Garry Tan, LOC-maxxing and code abundance
Y Combinator CEO Garry Tan open-sourced gstack, his Claude AI-powered "virtual dev team" highlighting the 10s of thousands of lines of code (LOC) that have been generated. He argues that in the agentic AI era, high LOC output is now a strong signal of speed and productivity, not a flaw. He's been on a full LOC rampage ever since, calling the old "LOC is bad" belief a dying sacred cow because his agents just execute reliably while he directs them.
The LOC debate is mixing together separate questions:
- Are lines of code a useful proxy for intelligence or engineering quality?
- Does code volume and structure matter less if agents are going to write and review most of the code anyway?
- Why is Garry making LOC the talk of the town in the LLM era?
My view is simple: LOC is still the wrong metric.
1. LOC was never a serious proxy for intelligence
Lines of code are easy to count. The problem is that LOC was never the right number to look at. LOC is not a measure of intelligence, it's a measure of volume, and volume is too ambiguous to tell you much on its own.
- More code: can mean stronger tests, better documentation, explicit handling of edge cases, or clearer logic. It can also mean duplication, bad abstractions, unnecessary boilerplate, or generated slop.
- Less code: can mean elegant, functional code.

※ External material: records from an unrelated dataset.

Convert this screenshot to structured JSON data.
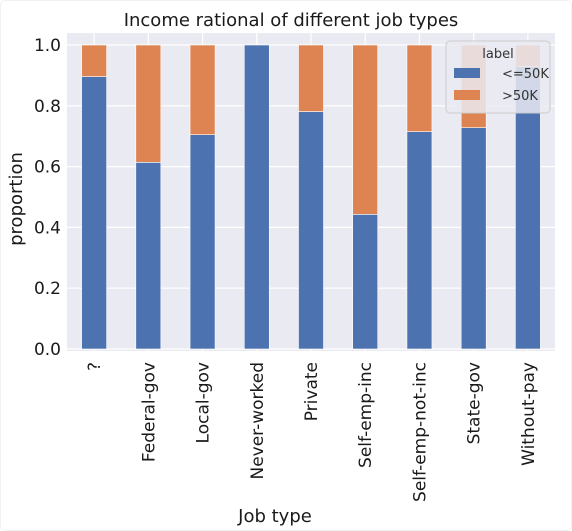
{
  "chart_data": {
    "type": "bar",
    "stacked": true,
    "title": "Income rational of different job types",
    "xlabel": "Job type",
    "ylabel": "proportion",
    "ylim": [
      0,
      1.0
    ],
    "yticks": [
      "0.0",
      "0.2",
      "0.4",
      "0.6",
      "0.8",
      "1.0"
    ],
    "grid": true,
    "categories": [
      "?",
      "Federal-gov",
      "Local-gov",
      "Never-worked",
      "Private",
      "Self-emp-inc",
      "Self-emp-not-inc",
      "State-gov",
      "Without-pay"
    ],
    "series": [
      {
        "name": "<=50K",
        "color": "#4c72b0",
        "values": [
          0.896,
          0.614,
          0.705,
          1.0,
          0.781,
          0.443,
          0.715,
          0.728,
          0.929
        ]
      },
      {
        "name": ">50K",
        "color": "#dd8452",
        "values": [
          0.104,
          0.386,
          0.295,
          0.0,
          0.219,
          0.557,
          0.285,
          0.272,
          0.071
        ]
      }
    ],
    "legend": {
      "title": "label",
      "placement": "top-right"
    },
    "colors": {
      "plot_background": "#eaeaf2",
      "grid": "#ffffff"
    }
  }
}
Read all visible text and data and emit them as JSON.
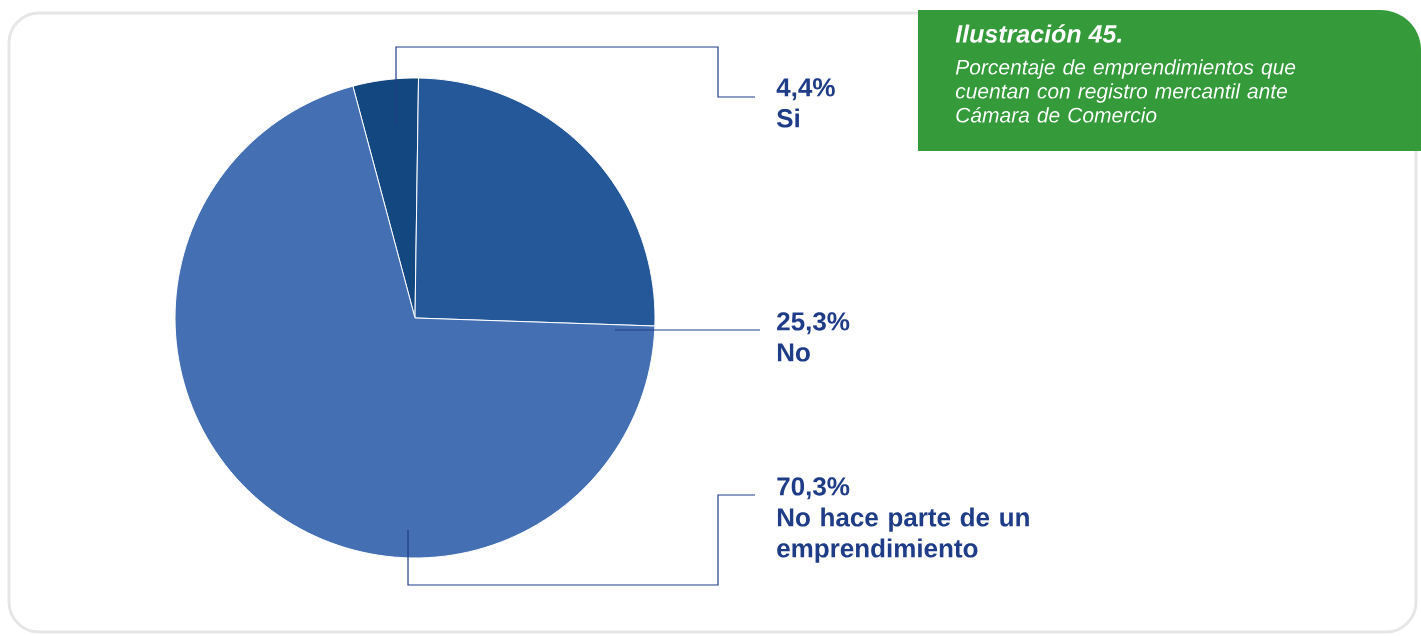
{
  "chart_data": {
    "type": "pie",
    "title": "Ilustración 45.",
    "subtitle": "Porcentaje de emprendimientos que cuentan con registro mercantil ante Cámara de Comercio",
    "categories": [
      "Si",
      "No",
      "No hace parte de un emprendimiento"
    ],
    "values": [
      4.4,
      25.3,
      70.3
    ],
    "value_labels": [
      "4,4%",
      "25,3%",
      "70,3%"
    ],
    "colors": [
      "#12477f",
      "#245898",
      "#4470b3"
    ]
  }
}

It can also mean dense cleverness that becomes painful to read and understand when you haven't written it.
2. Why LOC is being pushed as a metric
What changed in the LLM era is that people seem to be mapping code volume to token consumption. The implicit assumption follows something like this:
It seems to be used as a close analog to frontier-level thinking. That is where the logic breaks for me. Tokens measure compute spent. Lines of code measure output volume. Neither tells you whether the compute was spent on the right abstraction, the right fix, or the right part of the problem.
3. LOC-maxxing only makes sense if you think slop is basically free
I would like to offer the LOC-maxxing term to this conversation.

The people most tempted by the "LOC narrative" are often the most pro-code-abundance. If you believe models can generate thousands of lines cheaply and agents can curate the mess afterwards, volume starts to feel like intelligence.
That first part I can understand, agents really do make messy codebases less punishing than they used to be. The leap I do not buy is the next one: that cheap generation makes clean code and structure matter less.
4. The cost of bloated codebases is still there
As generation gets cheaper, the burden shifts later in the SDLC. The code shows up faster, but that does not mean it survives curation, review, or production. In an agent-heavy workflow, generated>reviewed>merged>production LOC can diverge massively.
That is where LOC-maxxing breaks down. If you really believe code is abundant, then raw LOC should matter less (not more) as a metric and communicating on LOCs in production doesn't make sense to me as a flex?
This is the part I would genuinely want Garry's view on. How much confidence does he actually have in those lines of code? His "email triple-send fix" is an example that I'd imagine a code review process would flag?

Good structure will not prevent every bug, but it does make it much easier to fix the root cause instead of layering patches onto "broken code". Agents do better when the codebase has enough structure that a change doesn't ripple into five places you didn't expect. You can generate diffs all day sure but you're mostly creating more things to doubt if you don't know what's in there.
Even if I force myself into the most AGI-pilled version of this argument, I still do not see why LOC would become the metric. The strongest version of the claim is not that more lines means more intelligence. It is that each token is being allocated in the most intelligent possible way. And even then, if that is true, then the output could just as easily be shorter and cleaner or it could involve generating many alternatives and keeping only a small retained subset in production.
Either way, the thing being optimized is not lines of code. It is usefulness per token so even in the best possible agentic future, LOC is still a bad shortcut.
The real question is whether the model spent its tokens on the right abstraction, the right fix, and the right amount of exploration.
TLDR
- LOC is not a clean measure of intelligence.
- In the LLM era, it gets even more misleading because people map output volume onto token spend, and token spend onto intelligence.
- In an agentic workflow, a lot of code is just intermediate output that is generated then discarded before it ever becomes trusted change. That means higher LOC often reflects search and exploration, not better engineering.
- Agents do make code easier to generate, navigate, and modify. They do not (yet) make it cheap to trust, and they do not make messy systems healthy when you do not understand your codebase in the first place.